Note that everything on the task is type-inferred from the method definition. Based on the return type of *myTask, TypeScript knows that myTask.value is string | undefined. Likewise, it knows that myTask.perform() takes the same arguments as *myTask. Passing the wrong arguments will be a type error. It also knows that the value promise callback parameter is a string.

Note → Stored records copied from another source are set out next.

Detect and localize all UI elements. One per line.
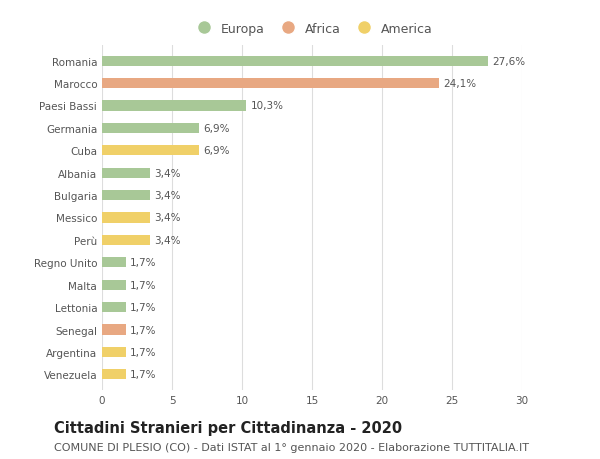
Text: 6,9%: 6,9% bbox=[203, 146, 229, 156]
Bar bbox=[102, 190, 149, 201]
Text: Cittadini Stranieri per Cittadinanza - 2020: Cittadini Stranieri per Cittadinanza - 2… bbox=[54, 420, 402, 435]
Bar bbox=[102, 369, 126, 380]
Text: 1,7%: 1,7% bbox=[130, 369, 157, 380]
Text: 3,4%: 3,4% bbox=[154, 213, 181, 223]
Text: 3,4%: 3,4% bbox=[154, 168, 181, 178]
Text: 3,4%: 3,4% bbox=[154, 190, 181, 201]
Text: COMUNE DI PLESIO (CO) - Dati ISTAT al 1° gennaio 2020 - Elaborazione TUTTITALIA.: COMUNE DI PLESIO (CO) - Dati ISTAT al 1°… bbox=[54, 442, 529, 452]
Text: 3,4%: 3,4% bbox=[154, 235, 181, 246]
Bar bbox=[102, 347, 126, 357]
Bar bbox=[102, 235, 149, 246]
Bar bbox=[102, 101, 246, 111]
Bar bbox=[102, 302, 126, 313]
Bar bbox=[102, 146, 199, 156]
Text: 24,1%: 24,1% bbox=[443, 79, 477, 89]
Text: 1,7%: 1,7% bbox=[130, 347, 157, 357]
Bar bbox=[102, 325, 126, 335]
Bar bbox=[102, 280, 126, 290]
Bar bbox=[102, 168, 149, 179]
Bar bbox=[102, 213, 149, 223]
Text: 6,9%: 6,9% bbox=[203, 123, 229, 134]
Text: 1,7%: 1,7% bbox=[130, 302, 157, 313]
Legend: Europa, Africa, America: Europa, Africa, America bbox=[186, 18, 438, 41]
Text: 1,7%: 1,7% bbox=[130, 280, 157, 290]
Text: 1,7%: 1,7% bbox=[130, 258, 157, 268]
Text: 1,7%: 1,7% bbox=[130, 325, 157, 335]
Bar bbox=[102, 257, 126, 268]
Text: 10,3%: 10,3% bbox=[250, 101, 283, 111]
Bar bbox=[102, 56, 488, 67]
Bar bbox=[102, 79, 439, 89]
Text: 27,6%: 27,6% bbox=[493, 56, 526, 67]
Bar bbox=[102, 123, 199, 134]
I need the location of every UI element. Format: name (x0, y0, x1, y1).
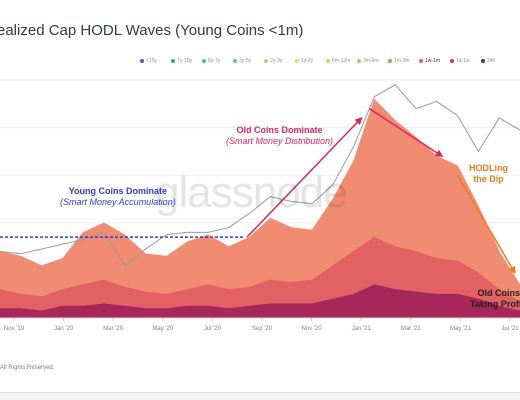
legend-item-5y7y[interactable]: 5y-7y (202, 58, 220, 64)
x-tick-label: Nov '20 (302, 326, 323, 332)
legend-item-10y[interactable]: <10y (140, 58, 157, 64)
legend-item-3y5y[interactable]: 3y-5y (233, 58, 251, 64)
x-tick-label: May '21 (450, 326, 471, 332)
legend-label: 1w-1m (425, 58, 441, 64)
legend-dot (233, 59, 237, 63)
legend-label: 1y-2y (301, 58, 314, 64)
legend-item-7y10y[interactable]: 7y-10y (171, 58, 192, 64)
legend-label: 1d-1w (456, 58, 470, 64)
annotation-young-coins: Young Coins Dominate (Smart Money Accumu… (60, 186, 176, 208)
legend-item-1y2y[interactable]: 1y-2y (295, 58, 313, 64)
legend-label: 3m-6m (363, 58, 379, 64)
x-tick-label: Jul '20 (204, 326, 222, 332)
annotation-hodling-line1: HODLing (469, 163, 508, 173)
annotation-old-subtitle: (Smart Money Distribution) (226, 135, 334, 146)
legend-item-1w1m[interactable]: 1w-1m (419, 58, 440, 64)
glassnode-watermark: glassnode (155, 168, 348, 217)
legend-dot (450, 59, 454, 63)
x-tick-label: Nov '19 (4, 326, 25, 332)
annotation-taking-profit: Old Coins Taking Profi (470, 288, 520, 310)
x-tick-label: Mar '20 (103, 326, 123, 332)
chart-legend: <10y 7y-10y 5y-7y 3y-5y 2y-3y 1y-2y 6m-12m 3m-6… (140, 58, 520, 70)
legend-dot (171, 59, 175, 63)
legend-label: <10y (146, 58, 157, 64)
legend-label: 1m-3m (394, 58, 410, 64)
price-line (0, 84, 520, 267)
legend-item-2y3y[interactable]: 2y-3y (264, 58, 282, 64)
annotation-young-subtitle: (Smart Money Accumulation) (60, 196, 176, 207)
legend-item-24h[interactable]: 24h (481, 58, 495, 64)
annotation-old-title: Old Coins Dominate (236, 125, 323, 135)
legend-dot (326, 59, 330, 63)
x-tick-label: Jan '20 (54, 326, 74, 332)
annotation-hodling: HODLing the Dip (469, 163, 508, 185)
annotation-profit-line1: Old Coins (477, 288, 520, 298)
annotation-profit-line2: Taking Profi (470, 298, 520, 309)
annotation-young-title: Young Coins Dominate (68, 186, 168, 196)
legend-label: 3y-5y (239, 58, 252, 64)
legend-dot (357, 59, 361, 63)
legend-item-1d1w[interactable]: 1d-1w (450, 58, 470, 64)
x-tick-label: Jul '21 (501, 326, 519, 332)
legend-dot (202, 59, 206, 63)
legend-label: 24h (487, 58, 496, 64)
annotation-arrow-2 (368, 107, 444, 157)
legend-dot (481, 59, 485, 63)
legend-dot (295, 59, 299, 63)
legend-item-6m12m[interactable]: 6m-12m (326, 58, 350, 64)
legend-dot (264, 59, 268, 63)
x-tick-label: Sep '20 (252, 326, 273, 332)
legend-dot (419, 59, 423, 63)
chart-title: ealized Cap HODL Waves (Young Coins <1m) (0, 22, 304, 39)
annotation-old-coins: Old Coins Dominate (Smart Money Distribu… (226, 125, 333, 147)
legend-label: 6m-12m (332, 58, 351, 64)
area-series-24h (0, 284, 520, 319)
legend-label: 2y-3y (270, 58, 283, 64)
legend-dot (140, 59, 144, 63)
legend-item-1m3m[interactable]: 1m-3m (388, 58, 410, 64)
x-tick-label: May '20 (152, 326, 173, 332)
legend-dot (388, 59, 392, 63)
x-tick-label: Mar '21 (401, 326, 421, 332)
copyright-footer: All Rights Reserved. (0, 365, 55, 371)
annotation-hodling-line2: the Dip (473, 173, 504, 184)
annotation-arrow-3 (456, 174, 516, 275)
annotation-arrow-1 (246, 116, 363, 238)
legend-item-3m6m[interactable]: 3m-6m (357, 58, 379, 64)
legend-label: 5y-7y (208, 58, 221, 64)
legend-label: 7y-10y (177, 58, 193, 64)
x-tick-label: Jan '21 (352, 326, 372, 332)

Alternate usage of taskFor

The taskFor utility function can also be used at assignment:

import { action } from '@ember/object';
import Component from '@glimmer/component';
import { TaskGenerator, timeout } from 'ember-concurrency';
import { task } from 'ember-concurrency-decorators';
import { taskFor } from 'ember-concurrency-ts';

export default class extends Component {
  @task myTask = taskFor(function*(ms: number): TaskGenerator<string> {
    yield timeout(ms);
    return 'done!';
  });

  @action performTask() {
    if (this.myTask.isRunning) {
      return;
    }

    this.myTask.perform(1000).then(value => {
      console.log(value.toUpperCase());
    });
  }
}

This allows you to access the task directly without using taskFor and perform. The one caveat here is that the this type must be asserted if you are referencing this in your task:

import { action } from '@ember/object';
import Component from '@glimmer/component';
import { TaskGenerator, timeout } from 'ember-concurrency';
import { task } from 'ember-concurrency-decorators';
import { taskFor } from 'ember-concurrency-ts';

export default class MyComponent extends Component {
  returnVal = 'done';

  @task myTask = taskFor(function*(this: MyComponent, ms: number): TaskGenerator<string> {
    yield timeout(ms);
    return this.returnVal;
  });

  @action performTask() {
    if (this.myTask.isRunning) {
      return;
    }

    this.myTask.perform(1000).then(value => {
      console.log(value.toUpperCase());
    });
  }
}

perform

As a convenience, this addon also provide a perform utility function as a shorthand for myTask(...).perform(...):

import { action } from '@ember/object';
import Component from '@glimmer/component';
import { TaskGenerator, timeout } from 'ember-concurrency';
import { task } from 'ember-concurrency-decorators';
import { perform } from 'ember-concurrency-ts';

export default class extends Component {
  @task *myTask(ms: number): TaskGenerator<string> {
    yield timeout(ms);
    return 'done!';
  }

  @action performTask() {
    perform(this.myTask, 1000).then(value => {
      console.log(value.toUpperCase());
    });
  }
}

Just like taskFor, it infers the type information from *myTask, type checks the arguments as has the right return type, etc.

ember-concurrency-async

This addon can be used together with ember-concurrency-async, see the Installation section for additional instructions.

import { action } from '@ember/object';
import Component from '@glimmer/component';
import { timeout } from 'ember-concurrency';
import { task } from 'ember-concurrency-decorators';
import { taskFor, perform } from 'ember-concurrency-ts';

export default class extends Component {
  @task async myTask(ms: number): Promise<string> {
    await timeout(ms);
    return 'done!';
  }

  @action performTask() {
    if (taskFor(this.myTask).isRunning) {
      return;
    }

    perform(this.myTask, 1000).then(value => {
      console.log(value.toUpperCase());
    });
  }
}

Type Safety

Under-the-hood, these utility functions are just implemented as unsafe type casts. For example, the examples will still type check if the @task decorator is omitted (so this.myTask is just a regular generator or async method), but you will get an error at runtime.

Contributing

See the Contributing guide for details.

License

This project is licensed under the MIT License.